According to a report by researchers from AdvIntel , the infamous Conti ransomware gang has ceased operations. However, indications are that Conti has been orchestrating its own demise for the last two months, and is in the process of splintering into smaller cells to create more operational flexibility and help better evade law enforcement.
Conti has a lengthy list of victims – thought to number over 1000 – including Ireland’s Health Service (HSE) and Department of Health, the Volkswagen Group, Nokia, JVCKenwood, and numerous schools and governments at the municipal, regional, state, and federal levels.
But a number of recent developments have generated increased attention from the authorities. Conti created controversy by making statements in support of Russia’s invasion of Ukraine. This hurt the Conti “brand” and created internal dissent among members and customers alike, many of whom are Ukrainian or simply do not support the war.

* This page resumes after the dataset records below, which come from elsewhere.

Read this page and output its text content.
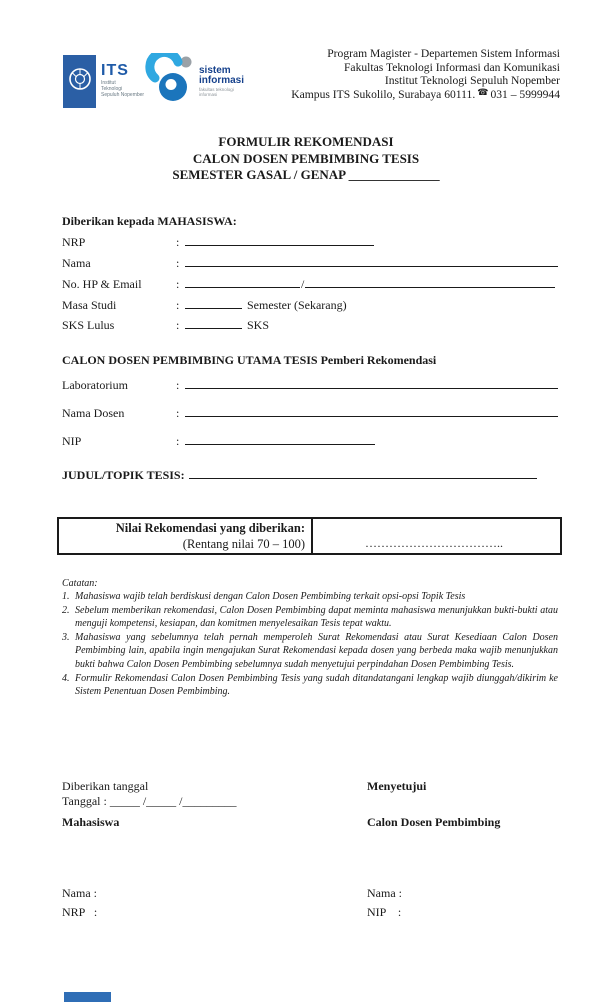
ITS
Institut
Teknologi
Sepuluh Nopember
sistem
informasi
fakultas teknologi informasi
Program Magister - Departemen Sistem Informasi
Fakultas Teknologi Informasi dan Komunikasi
Institut Teknologi Sepuluh Nopember
Kampus ITS Sukolilo, Surabaya 60111. ☎ 031 – 5999944
FORMULIR REKOMENDASI
CALON DOSEN PEMBIMBING TESIS
SEMESTER GASAL / GENAP ______________
Diberikan kepada MAHASISWA:
NRP	:
Nama	:
No. HP & Email	:	/
Masa Studi	:	Semester (Sekarang)
SKS Lulus	:	SKS
CALON DOSEN PEMBIMBING UTAMA TESIS Pemberi Rekomendasi
Laboratorium	:
Nama Dosen	:
NIP	:
JUDUL/TOPIK TESIS:
Nilai Rekomendasi yang diberikan:
(Rentang nilai 70 – 100)	……………………………..
Catatan:
1. Mahasiswa wajib telah berdiskusi dengan Calon Dosen Pembimbing terkait opsi-opsi Topik Tesis
2. Sebelum memberikan rekomendasi, Calon Dosen Pembimbing dapat meminta mahasiswa menunjukkan bukti-bukti atau menguji kompetensi, kesiapan, dan komitmen menyelesaikan Tesis tepat waktu.
3. Mahasiswa yang sebelumnya telah pernah memperoleh Surat Rekomendasi atau Surat Kesediaan Calon Dosen Pembimbing lain, apabila ingin mengajukan Surat Rekomendasi kepada dosen yang berbeda maka wajib menunjukkan bukti bahwa Calon Dosen Pembimbing sebelumnya sudah menyetujui perpindahan Dosen Pembimbing Tesis.
4. Formulir Rekomendasi Calon Dosen Pembimbing Tesis yang sudah ditandatangani lengkap wajib diunggah/dikirim ke Sistem Penentuan Dosen Pembimbing.
Diberikan tanggal
Tanggal : _____ /_____ /_________
Mahasiswa
Menyetujui
Calon Dosen Pembimbing
Nama :
NRP   :
Nama :
NIP    :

Further, by pledging allegiance to the Russian government, Conti aligned itself with a country currently undergoing severe global sanctions. Consequently, in the United States, for example, ransom payments have therefore evolved from data extortion into a federal offence as a violation of government sanction policies against Russia. The U.S. State Department has raised the stakes by offering rewards up to $10 million (USD) for “information leading to the identification and/or location of any individual(s) who hold a key leadership position in the Conti ransomware variant transnational organized crime group.”

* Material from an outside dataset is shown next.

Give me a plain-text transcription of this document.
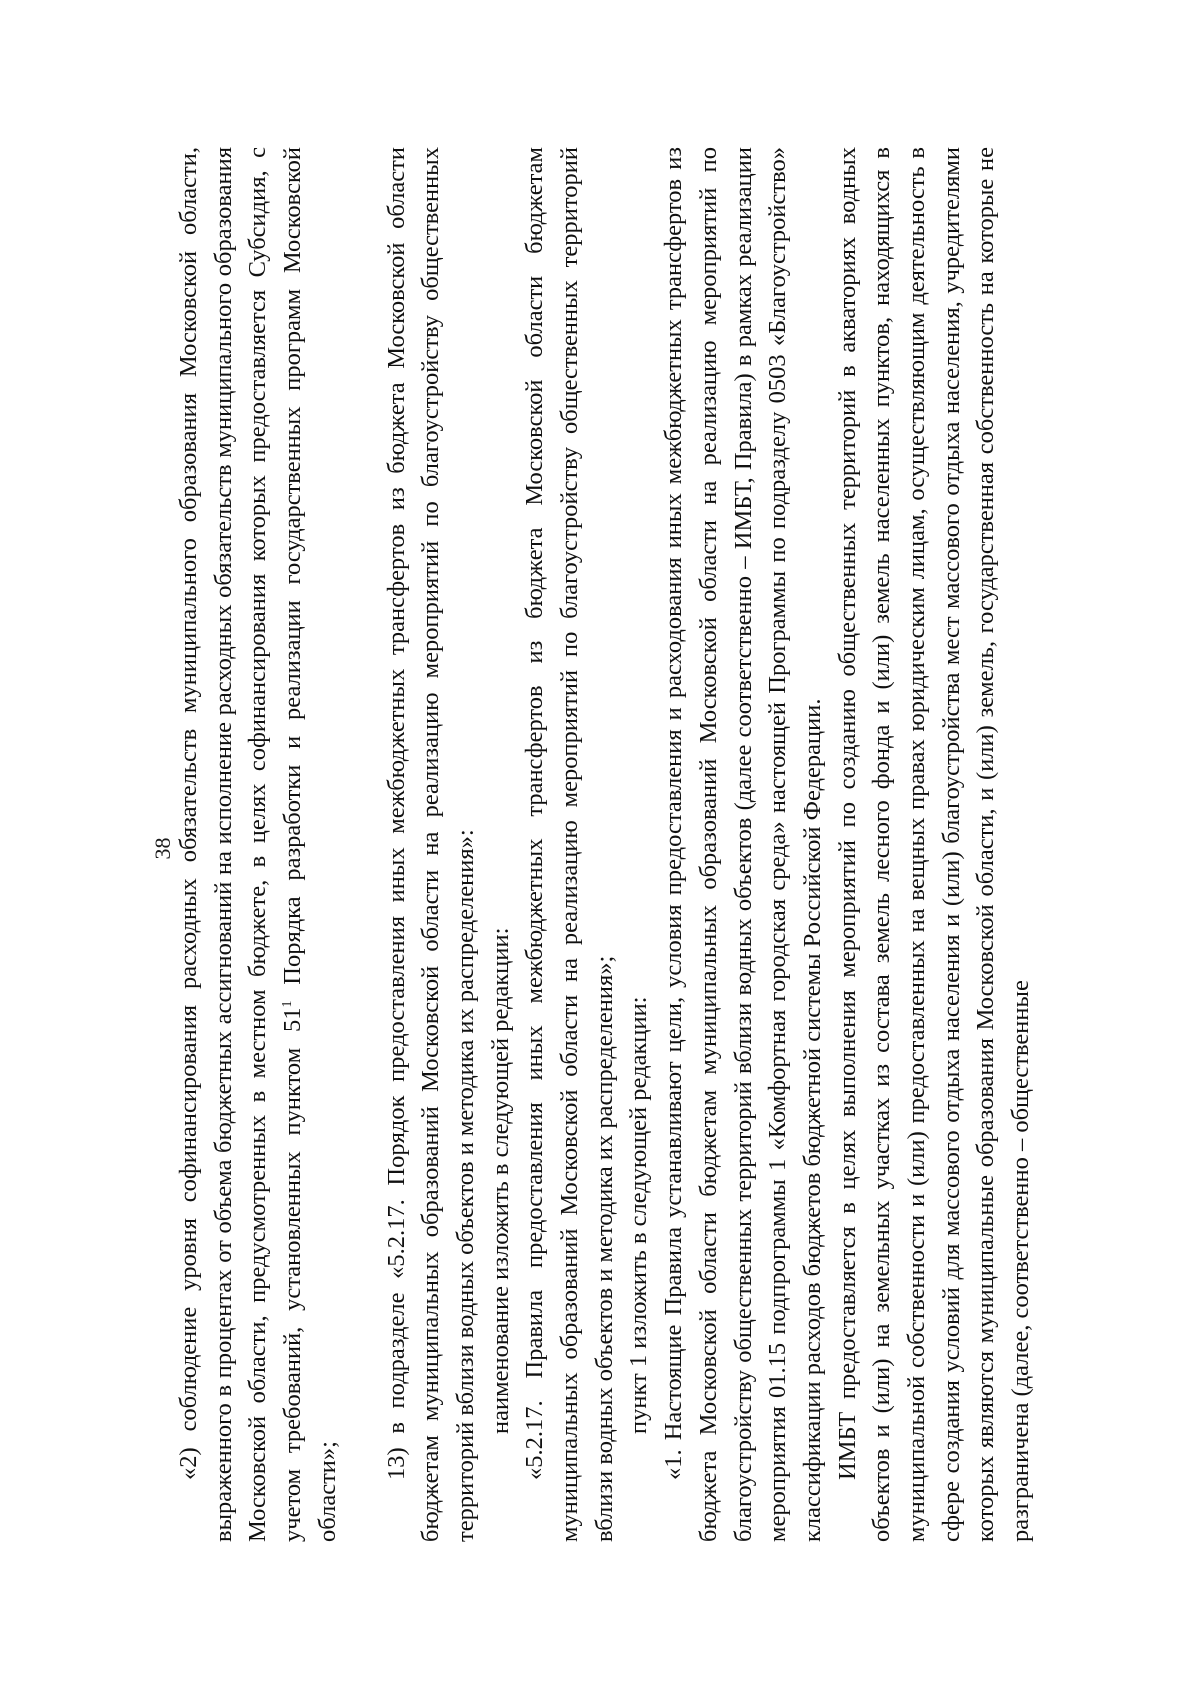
38 «2) соблюдение уровня софинансирования расходных обязательств муниципального образования Московской области, выраженного в процентах от объема бюджетных ассигнований на исполнение расходных обязательств муниципального образования Московской области, предусмотренных в местном бюджете, в целях софинансирования которых предоставляется Субсидия, с учетом требований, установленных пунктом $51^1$ Порядка разработки и реализации государственных программ Московской области»;

13) в подразделе «5.2.17. Порядок предоставления иных межбюджетных трансфертов из бюджета Московской области бюджетам муниципальных образований Московской области на реализацию мероприятий по благоустройству общественных территорий вблизи водных объектов и методика их распределения»: наименование изложить в следующей редакции: «5.2.17. Правила предоставления иных межбюджетных трансфертов из бюджета Московской области бюджетам муниципальных образований Московской области на реализацию мероприятий по благоустройству общественных территорий вблизи водных объектов и методика их распределения»; пункт 1 изложить в следующей редакции: «1. Настоящие Правила устанавливают цели, условия предоставления и расходования иных межбюджетных трансфертов из бюджета Московской области бюджетам муниципальных образований Московской области на реализацию мероприятий по благоустройству общественных территорий вблизи водных объектов (далее соответственно – ИМБТ, Правила) в рамках реализации мероприятия 01.15 подпрограммы 1 «Комфортная городская среда» настоящей Программы по подразделу 0503 «Благоустройство» классификации расходов бюджетов бюджетной системы Российской Федерации. ИМБТ предоставляется в целях выполнения мероприятий по созданию общественных территорий в акваториях водных объектов и (или) на земельных участках из состава земель лесного фонда и (или) земель населенных пунктов, находящихся в муниципальной собственности и (или) предоставленных на вещных правах юридическим лицам, осуществляющим деятельность в сфере создания условий для массового отдыха населения и (или) благоустройства мест массового отдыха населения, учредителями которых являются муниципальные образования Московской области, и (или) земель, государственная собственность на которые не разграничена (далее, соответственно – общественные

The AdvIntel report even suggests that the current, high-profile attack on the federal government of Costa Rica has actually been a combination publicity stunt / smokescreen to hide the rebranding activities as Conti winds down its operations. The next steps for the central American country (which had 27 government institutions affected by ransomware in recent weeks, leading it to declare a state of emergency) and other current victims of Conti remain unclear.

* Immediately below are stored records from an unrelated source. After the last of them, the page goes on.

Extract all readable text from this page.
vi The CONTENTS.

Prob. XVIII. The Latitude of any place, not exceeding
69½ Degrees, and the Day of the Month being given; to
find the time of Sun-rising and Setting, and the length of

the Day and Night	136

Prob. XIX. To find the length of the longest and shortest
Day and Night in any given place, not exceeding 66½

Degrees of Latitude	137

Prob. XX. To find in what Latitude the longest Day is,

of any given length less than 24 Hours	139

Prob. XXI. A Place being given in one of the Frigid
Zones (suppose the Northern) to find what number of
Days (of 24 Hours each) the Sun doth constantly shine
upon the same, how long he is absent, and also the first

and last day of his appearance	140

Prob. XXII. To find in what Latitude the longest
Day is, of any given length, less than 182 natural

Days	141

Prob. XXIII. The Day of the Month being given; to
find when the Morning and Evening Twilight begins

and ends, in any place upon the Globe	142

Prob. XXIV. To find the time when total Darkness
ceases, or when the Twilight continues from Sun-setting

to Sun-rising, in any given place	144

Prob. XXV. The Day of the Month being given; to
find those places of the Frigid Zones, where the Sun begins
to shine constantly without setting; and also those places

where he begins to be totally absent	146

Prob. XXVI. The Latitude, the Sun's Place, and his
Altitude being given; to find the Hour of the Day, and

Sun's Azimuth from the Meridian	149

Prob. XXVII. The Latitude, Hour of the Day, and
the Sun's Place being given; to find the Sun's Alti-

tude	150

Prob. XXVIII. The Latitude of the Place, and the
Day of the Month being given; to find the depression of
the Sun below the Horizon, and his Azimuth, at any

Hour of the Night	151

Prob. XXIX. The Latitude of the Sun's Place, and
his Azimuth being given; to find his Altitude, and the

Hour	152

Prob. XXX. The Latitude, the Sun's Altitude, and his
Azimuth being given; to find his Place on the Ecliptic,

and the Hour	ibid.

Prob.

Report: 82% of Canadian CISOs surveyed feel expectations on their role are excessive
Proofpoint has released its 2022 Voice of the CISO Report, an analysis that provides global insights into CISO challenges, expectations, and priorities. Among the findings in the report are that 72% of Canadian CISOs surveyed fear a material cyber attack at their organization (against a global percentage of 48%), while 82% feel that the expectations placed on them in their roles are excessive (against a global percentage of 49%). Canadian CISOs placed supply chain attack at the top of the list of concern.
On the bright side, 87% of Canadian CISOs – the most of any nationality – feel that employees understand their role in protecting their organization against cyber attack.
The report, which summarizes CISO survey data from 14 nations around the globe, “explores how CISOs are adjusting in the wake of pandemic disruption, adapting strategies to support long-term hybrid work and battling an increasingly sophisticated threat landscape,” as well as identifying elevated risk areas and exploring the changing role of the CISO as we emerge from the COVID-19 pandemic.
FBI’s Internet Crime Complaint Center issues e-commerce site warning
The FBI has issued a flash warning, drawing attention to an e-commerce site compromise from January 2022 that they are concerned could be repeated elsewhere. The flash explains that “unidentified cyber actors unlawfully scraped credit card data from a US business by injecting malicious PHP Hypertext Preprocessor (PHP) code into the business’ online checkout page and sending the scraped data to an actor-controlled server that spoofed a legitimate card processing server. The unidentified cyber actors also established backdoor access to the victim’s system by modifying two files within the checkout page.”
The flash (coded MC-000170-MW) provides technical details including IOCs like malicious IP addresses, malware tools, and telltale code snippets that can help businesses improve their network defenses.
Organizations operating e-commerce sites are encouraged to inspect their systems for these IOCs, along with observing the list of best practices outlined in the flash bulletin. In particular, it is essential to implement isolated networks for these at-risk servers, and monitor them for unauthorized changes and access requests.